I am looking at doing something cool with these rings of LEDs sold by adafruit.
https://www.adafruit.com/products/1463
Initially, I thought that a cool thing to do would be to simulate three objects with different masses bouncing around the ring. The idea is that each mass has a position and momentum, if they get "close" they bounce off each other. After each delta of motion you apply a correction to keep the total momentum and energy constant. This way they should bounce realistically.
But it occurred to me that you could treat each of the 16 (or 24) LEDs as a quantum state. I imagine that each of my three objects would be modelled as a vector of 16 complex numbers, and we'd let the system of 48 numbers evolve over time - again, applying some sort of correction after each delta to keep the values reasonable.
As to how it would look, various things might be possible. For instance, for two of the masses we'd display a single bright white spot at the modal led, and for the other we'd display the modulus and argument of it's amplitude at each led as brightness and hue. So you'd see how the position of the particle gets smeared out over the 16 possible states.
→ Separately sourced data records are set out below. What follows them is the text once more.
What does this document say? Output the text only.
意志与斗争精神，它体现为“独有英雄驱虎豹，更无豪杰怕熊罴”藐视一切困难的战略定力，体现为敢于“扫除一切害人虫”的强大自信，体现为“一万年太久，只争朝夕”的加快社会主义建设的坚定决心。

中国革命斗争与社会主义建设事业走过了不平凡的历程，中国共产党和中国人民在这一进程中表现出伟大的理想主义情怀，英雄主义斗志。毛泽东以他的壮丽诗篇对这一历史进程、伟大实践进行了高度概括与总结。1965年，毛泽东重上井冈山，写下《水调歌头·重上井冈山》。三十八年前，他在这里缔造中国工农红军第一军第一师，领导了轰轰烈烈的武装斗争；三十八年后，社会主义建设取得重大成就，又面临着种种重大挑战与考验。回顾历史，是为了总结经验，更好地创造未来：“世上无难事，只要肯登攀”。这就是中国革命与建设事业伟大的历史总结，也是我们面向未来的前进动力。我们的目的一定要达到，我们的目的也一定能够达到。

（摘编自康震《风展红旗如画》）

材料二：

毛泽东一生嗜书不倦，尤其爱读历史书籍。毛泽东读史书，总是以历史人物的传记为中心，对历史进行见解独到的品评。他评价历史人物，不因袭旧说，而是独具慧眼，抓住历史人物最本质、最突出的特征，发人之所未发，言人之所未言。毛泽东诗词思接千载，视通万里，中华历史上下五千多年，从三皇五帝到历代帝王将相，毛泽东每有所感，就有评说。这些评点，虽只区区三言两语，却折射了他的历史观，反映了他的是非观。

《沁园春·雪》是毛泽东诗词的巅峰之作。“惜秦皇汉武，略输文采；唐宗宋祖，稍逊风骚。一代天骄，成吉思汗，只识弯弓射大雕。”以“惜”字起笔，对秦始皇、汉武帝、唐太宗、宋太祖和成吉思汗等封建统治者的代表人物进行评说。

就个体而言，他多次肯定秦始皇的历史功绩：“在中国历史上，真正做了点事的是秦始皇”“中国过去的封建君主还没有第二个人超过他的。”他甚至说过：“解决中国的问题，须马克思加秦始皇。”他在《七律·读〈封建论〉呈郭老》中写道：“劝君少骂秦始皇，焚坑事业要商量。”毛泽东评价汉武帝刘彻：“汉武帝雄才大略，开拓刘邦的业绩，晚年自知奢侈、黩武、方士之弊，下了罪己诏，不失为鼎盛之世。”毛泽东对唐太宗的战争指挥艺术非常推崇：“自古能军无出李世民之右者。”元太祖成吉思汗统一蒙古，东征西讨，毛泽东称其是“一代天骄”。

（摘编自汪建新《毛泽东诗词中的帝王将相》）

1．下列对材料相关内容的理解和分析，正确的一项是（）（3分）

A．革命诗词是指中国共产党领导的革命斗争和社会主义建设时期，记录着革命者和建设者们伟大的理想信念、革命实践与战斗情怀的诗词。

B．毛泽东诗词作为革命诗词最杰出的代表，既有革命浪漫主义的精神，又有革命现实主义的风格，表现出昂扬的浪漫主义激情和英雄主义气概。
Anyway - does this make any sense at all? My question comes down to - I have these three arrays of complex numbers for the 16 amplitudes for position of these objects, (maybe I need another set of amplitudes for the momenta) - what arithmetic do I do to make these bounce around in a way that's analagous to macroscopic objects bouncing off one another? In a ring?
Obviously - I'm expecting references to the information, not for someone to tell me the actual equations. Although to be frank, that would be nice.